Segundo a decisão inicial, assinada pelo juiz Eduardo Tavares Vianna, da 97ª Zona Eleitoral de Coronel Fabriciano, Lincoln ultrapassou em R$ 2.341,08 o limite de recursos próprios que poderiam ser aportados na campanha. O magistrado, então, desaprovou as contas de campanha e determinou que o parlamentar pague multa de R$ 703,32.
Segundo Vianna, as receitas oriundas do bolso de Lincoln totalizaram R$ 10 mil, enquanto o teto para investimentos próprios era de R$ 7.658,92.
“Assim, resta evidenciado que o montante aplicado pelo candidato extrapolou o limite legal em R$ 2.341,08 (dois mil, trezentos e quarenta e um reais e oito centavos), em afronta ao art. 27, § 1º, da Resolução TSE nº 23.607/2019”, escreveu.
O magistrado ainda determinou que Lincoln repasse R$ 199 ao Tesouro Nacional por causa de “omissão” no detalhamento das despesas eleitorais. O valor está atrelado a uma nota fiscal não declarada pelo parlamentar.
A banca de advogados de Lincoln afirma que a sentença “aplicou de forma excessivamente rigorosa a legislação eleitoral, ignorando os princípios da razoabilidade e da proporcionalidade”. A defesa solicita a reforma da decisão inicial e a emissão de declaração apontando que as contas de campanha foram aprovadas com ressalvas.
“A única falha apontada, qual seja, a extrapolação do limite de aplicação de recursos próprios em R$ 2.341,08, representa um valor irrisório e incapaz de comprometer a lisura e a transparência das contas ou de gerar desequilíbrio no pleito eleitoral”, apontam.

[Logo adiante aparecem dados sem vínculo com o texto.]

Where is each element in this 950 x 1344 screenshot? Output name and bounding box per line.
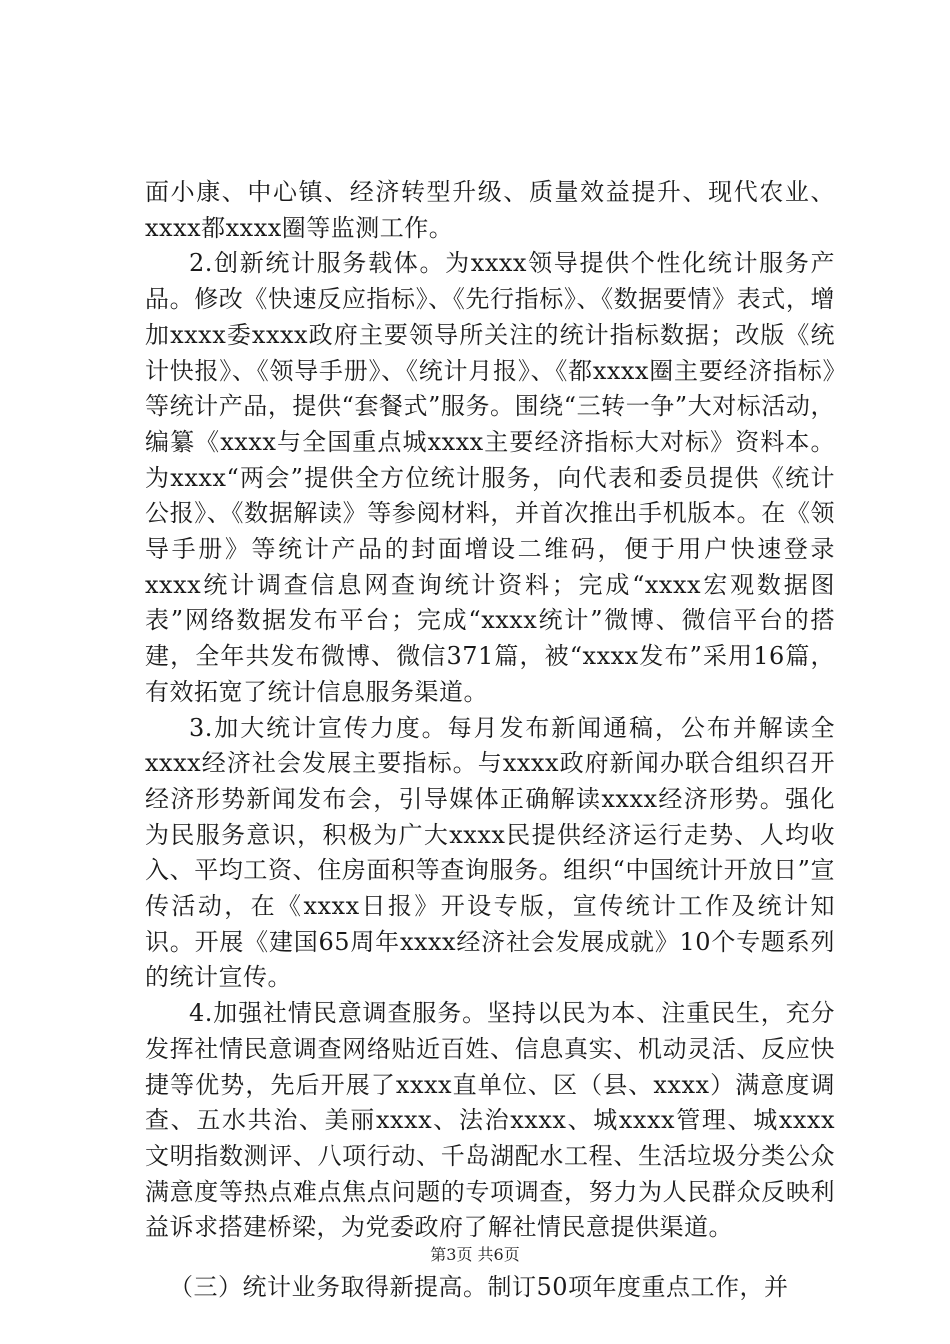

Ainda conforme a defesa, a decisão de Eduardo Vianna contrariou relatórios do setor técnico da Justiça Eleitoral e do Ministério Público Eleitoral (MPE). A avaliação é que a sentença foi proferida “sem apresentar um fundamento novo ou uma análise mais aprofundada que demonstre o erro dos pareceres”.
“A decisão apenas confere à falha um peso que os próprios órgãos de fiscalização não lhe atribuíram”, justificam.
Apesar de ter vencido a eleição em Coronel Fabriciano, Lincoln Drumond não permaneceu na Câmara Municipal. Em fevereiro do ano passado, ele tomou posse como suplente de deputado estadual em função da vitória de Coronel Sandro para a prefeitura de Governador Valadares, no Vale do Rio Doce.